X

*** TERIMA KASIH ANDA TELAH SAKSIKAN DETIKLAMPUNG STREAMING TV SETIAP HARI ***      *** Video on Demand kami siapkan atas saran & permintaan masyarakat pembaca setia detiklampung.com *      MOHON MAAF SELAMA SEPEKAN, KAMI TIDAK DAPAT DIAKSES KARENA SEDANG ADA PERBAIKAN. NAMUN SAAT INI SUDA      

KPMP Lampura Akan Ditingkatkan Statusnya Menjadi Badan

  • dibaca 1171 kali

    DL/01072014/Kotabumi

    Guna meningkatkan pelayanan bagi konsumen dan mendongkrak Pendapatan Asli Daerah (PAD), Kantor Penanaman Modal dan Perizinan (KPMP) Kabupaten Lampung Utara akan ditingkatkan statusnya menjadi badan. Demikian diungkapkan kasi Pemprosesan, KPMP, Duta Karya mewakili kepala kantor, Sri Mulyana di ruang kerjanya, Selasa (30/6).

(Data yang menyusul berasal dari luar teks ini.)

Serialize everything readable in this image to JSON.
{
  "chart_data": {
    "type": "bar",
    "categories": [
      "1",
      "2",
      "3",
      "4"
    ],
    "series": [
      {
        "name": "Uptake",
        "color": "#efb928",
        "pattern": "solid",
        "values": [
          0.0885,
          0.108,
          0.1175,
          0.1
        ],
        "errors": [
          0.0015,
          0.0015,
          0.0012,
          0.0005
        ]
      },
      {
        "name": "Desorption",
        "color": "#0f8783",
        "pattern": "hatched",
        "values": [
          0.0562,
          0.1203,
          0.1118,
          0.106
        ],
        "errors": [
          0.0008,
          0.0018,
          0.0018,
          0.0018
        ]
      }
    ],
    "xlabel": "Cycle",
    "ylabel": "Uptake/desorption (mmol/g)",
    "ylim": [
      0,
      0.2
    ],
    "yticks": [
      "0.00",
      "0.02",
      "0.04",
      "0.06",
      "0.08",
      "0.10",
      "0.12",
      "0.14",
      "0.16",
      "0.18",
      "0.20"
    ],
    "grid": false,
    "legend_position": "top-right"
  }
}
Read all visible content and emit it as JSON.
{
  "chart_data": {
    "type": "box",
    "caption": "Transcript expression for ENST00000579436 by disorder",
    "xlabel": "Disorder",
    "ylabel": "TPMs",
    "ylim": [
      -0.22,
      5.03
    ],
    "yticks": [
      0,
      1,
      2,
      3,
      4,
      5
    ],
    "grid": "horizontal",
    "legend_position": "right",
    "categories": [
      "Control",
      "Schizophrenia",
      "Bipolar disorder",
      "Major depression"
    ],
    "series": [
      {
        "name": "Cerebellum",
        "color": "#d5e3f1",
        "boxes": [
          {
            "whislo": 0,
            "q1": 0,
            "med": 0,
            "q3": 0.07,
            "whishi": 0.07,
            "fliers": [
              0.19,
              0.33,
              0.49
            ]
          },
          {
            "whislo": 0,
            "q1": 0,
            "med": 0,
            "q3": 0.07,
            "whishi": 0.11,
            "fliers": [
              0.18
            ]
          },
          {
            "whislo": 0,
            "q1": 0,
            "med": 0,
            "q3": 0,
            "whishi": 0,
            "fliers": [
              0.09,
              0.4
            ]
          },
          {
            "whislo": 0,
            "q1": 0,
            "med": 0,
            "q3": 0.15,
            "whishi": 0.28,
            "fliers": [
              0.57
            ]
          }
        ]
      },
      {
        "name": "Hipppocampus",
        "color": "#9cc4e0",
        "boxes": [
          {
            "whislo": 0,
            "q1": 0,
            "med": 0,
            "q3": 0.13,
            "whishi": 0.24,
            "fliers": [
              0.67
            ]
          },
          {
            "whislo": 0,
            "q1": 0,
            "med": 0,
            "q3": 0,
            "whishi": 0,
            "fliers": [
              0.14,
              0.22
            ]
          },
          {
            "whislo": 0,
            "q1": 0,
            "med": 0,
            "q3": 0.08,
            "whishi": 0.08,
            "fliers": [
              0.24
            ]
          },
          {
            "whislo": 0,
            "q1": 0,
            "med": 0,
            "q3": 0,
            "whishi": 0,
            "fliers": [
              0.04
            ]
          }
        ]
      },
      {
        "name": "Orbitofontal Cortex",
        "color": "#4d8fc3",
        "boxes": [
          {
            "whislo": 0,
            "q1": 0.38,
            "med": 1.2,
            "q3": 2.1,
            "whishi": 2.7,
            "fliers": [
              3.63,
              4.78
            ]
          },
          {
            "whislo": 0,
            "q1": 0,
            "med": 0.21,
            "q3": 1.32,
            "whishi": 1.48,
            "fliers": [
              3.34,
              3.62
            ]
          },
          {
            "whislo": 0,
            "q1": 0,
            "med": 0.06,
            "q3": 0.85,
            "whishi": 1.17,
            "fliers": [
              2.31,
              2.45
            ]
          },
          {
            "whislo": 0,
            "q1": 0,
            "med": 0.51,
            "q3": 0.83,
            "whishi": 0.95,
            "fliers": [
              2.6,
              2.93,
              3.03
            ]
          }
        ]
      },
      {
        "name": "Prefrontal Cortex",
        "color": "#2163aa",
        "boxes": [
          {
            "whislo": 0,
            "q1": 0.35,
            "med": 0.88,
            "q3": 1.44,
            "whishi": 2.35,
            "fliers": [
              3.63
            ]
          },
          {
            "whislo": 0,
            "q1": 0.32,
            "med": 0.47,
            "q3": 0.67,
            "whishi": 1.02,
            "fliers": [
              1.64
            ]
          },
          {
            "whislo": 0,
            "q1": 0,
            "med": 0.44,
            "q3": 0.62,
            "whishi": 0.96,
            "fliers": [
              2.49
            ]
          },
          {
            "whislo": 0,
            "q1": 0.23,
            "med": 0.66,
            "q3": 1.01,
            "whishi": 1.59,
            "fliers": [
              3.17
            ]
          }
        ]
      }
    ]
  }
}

    Menurut Duta dengan peningkatan status menjadi badan, pihaknya dapat menetapkan besarnya nilai sumbangan PAD tiap tahunnya.

    Selain itu, pelayanan bagi konsumen dalam pengurusan izin akan lebih optimal.“Selama masih berstatus kantor, kami tidak dapat secara langsung menarik PAD dan kewenangan kami sebatas pemberian izin. Untuk penarikan PAD, menjadi kewenangan instansi terkait,” ujarnya.

    Peningkatan status telah diupayakan melalui penyampaian telaah staf ke bupati dan berkoordinasi dengan bagian organisasi dan bagian hukum. Tinggal presentasi pada tim dan pembahasannya ke DPRD.

    Dasar peningkatan status dari kantor menjadi badan telah diatur memalui panduan nasional Permendagri No. 24/2006 tentang Pelayanan Terpadu Satu Pintu (PTSP) sebagai lembaga yang berkompeten dalam pemberian pelayanan perizinan di daerah.

    Selain itu himbauan melalui Surat Gubernur No. 570/1116/11.06/2012 tentang efektivitas penanaman modal di daerah.“Acuan perubahan status dari kantor ke badan pada PTSP Lampura telah diatur dalam panduan nasional Permendagri No. 24/2006. Selain itu, perubahan status ini, juga untuk menanggapi Surat Gubernur Lampung,” kata dia.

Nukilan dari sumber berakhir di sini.